Good risk management includes tracking the operational status of every piece of equipment in your facility. Using a system that requires monthly inspections ensures you stay on top of potential hazards. Hazards can be discovered and removed quickly so your employees can work in the safest environment possible.
Get Your House in Order
If you have not been conducting in-depth equipment inventories, now is the time. Break equipment lists into manageable groups so inspections run more smoothly. Groups can be based on geographic sections of your workplace or by type of equipment; what is important is that you use a system that works for you and your employees. Your system must encourage everyone to conduct the right inspections at the right times. After inspections, equipment should be marked with color-coded tape that signifies it has been thoroughly checked and that it works as intended.
Inspection checklists ensure nothing slips between the cracks. Cords, handles and even the proximity of emergency equipment like fire extinguishers can be added to inspection checklists. The last item on an inspection checklist should be something that reminds the inspector to label the equipment appropriately.
Print and post your inspection color scheme so personnel can identify the inspection status of all equipment. The standard inspection color-coding chart follows both quarterly and monthly patterns. During the first quarter, all equipment is labeled with white and the color of the corresponding month; for example, equipment inspected during March will bear a white (representing the first quarter) and blue (representing the month) label. Equipment inspected during August will be labeled in both red and yellow.
Inspectors should also keep the color-coding chart handy to ensure accuracy and achieve maximum safety.

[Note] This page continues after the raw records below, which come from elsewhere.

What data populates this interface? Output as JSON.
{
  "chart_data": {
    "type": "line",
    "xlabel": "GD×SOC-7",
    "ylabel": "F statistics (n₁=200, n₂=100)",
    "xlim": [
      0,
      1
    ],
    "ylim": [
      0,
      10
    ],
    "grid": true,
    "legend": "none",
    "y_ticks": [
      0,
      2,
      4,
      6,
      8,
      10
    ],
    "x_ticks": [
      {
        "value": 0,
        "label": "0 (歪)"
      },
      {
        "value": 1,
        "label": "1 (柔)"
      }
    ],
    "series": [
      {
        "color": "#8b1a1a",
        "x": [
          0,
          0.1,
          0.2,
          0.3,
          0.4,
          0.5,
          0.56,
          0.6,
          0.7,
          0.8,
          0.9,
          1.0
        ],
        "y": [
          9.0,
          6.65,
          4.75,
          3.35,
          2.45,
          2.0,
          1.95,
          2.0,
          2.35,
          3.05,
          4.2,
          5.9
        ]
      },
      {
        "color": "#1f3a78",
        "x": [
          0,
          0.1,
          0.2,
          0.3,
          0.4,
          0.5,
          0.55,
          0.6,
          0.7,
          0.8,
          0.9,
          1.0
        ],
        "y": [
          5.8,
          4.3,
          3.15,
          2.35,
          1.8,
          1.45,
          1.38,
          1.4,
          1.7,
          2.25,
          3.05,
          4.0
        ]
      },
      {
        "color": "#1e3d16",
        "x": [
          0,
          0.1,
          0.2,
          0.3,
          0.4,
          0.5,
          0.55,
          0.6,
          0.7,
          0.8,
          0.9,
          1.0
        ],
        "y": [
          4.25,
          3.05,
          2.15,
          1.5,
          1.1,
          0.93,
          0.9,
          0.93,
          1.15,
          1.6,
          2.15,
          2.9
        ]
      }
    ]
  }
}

OSHA Noncompliance Results in Fines
Equipment that has not been recently inspected will be easy to identify after you implement the color code system. This helps keep your business OSHA-compliant and your workplace safe. Since OSHA has recently cracked down on noncompliance and worker endangerment, implementing simple strategies like inspection labeling can save your business thousands of dollars in fines – and even better, can protect you and your workers from hazardous equipment.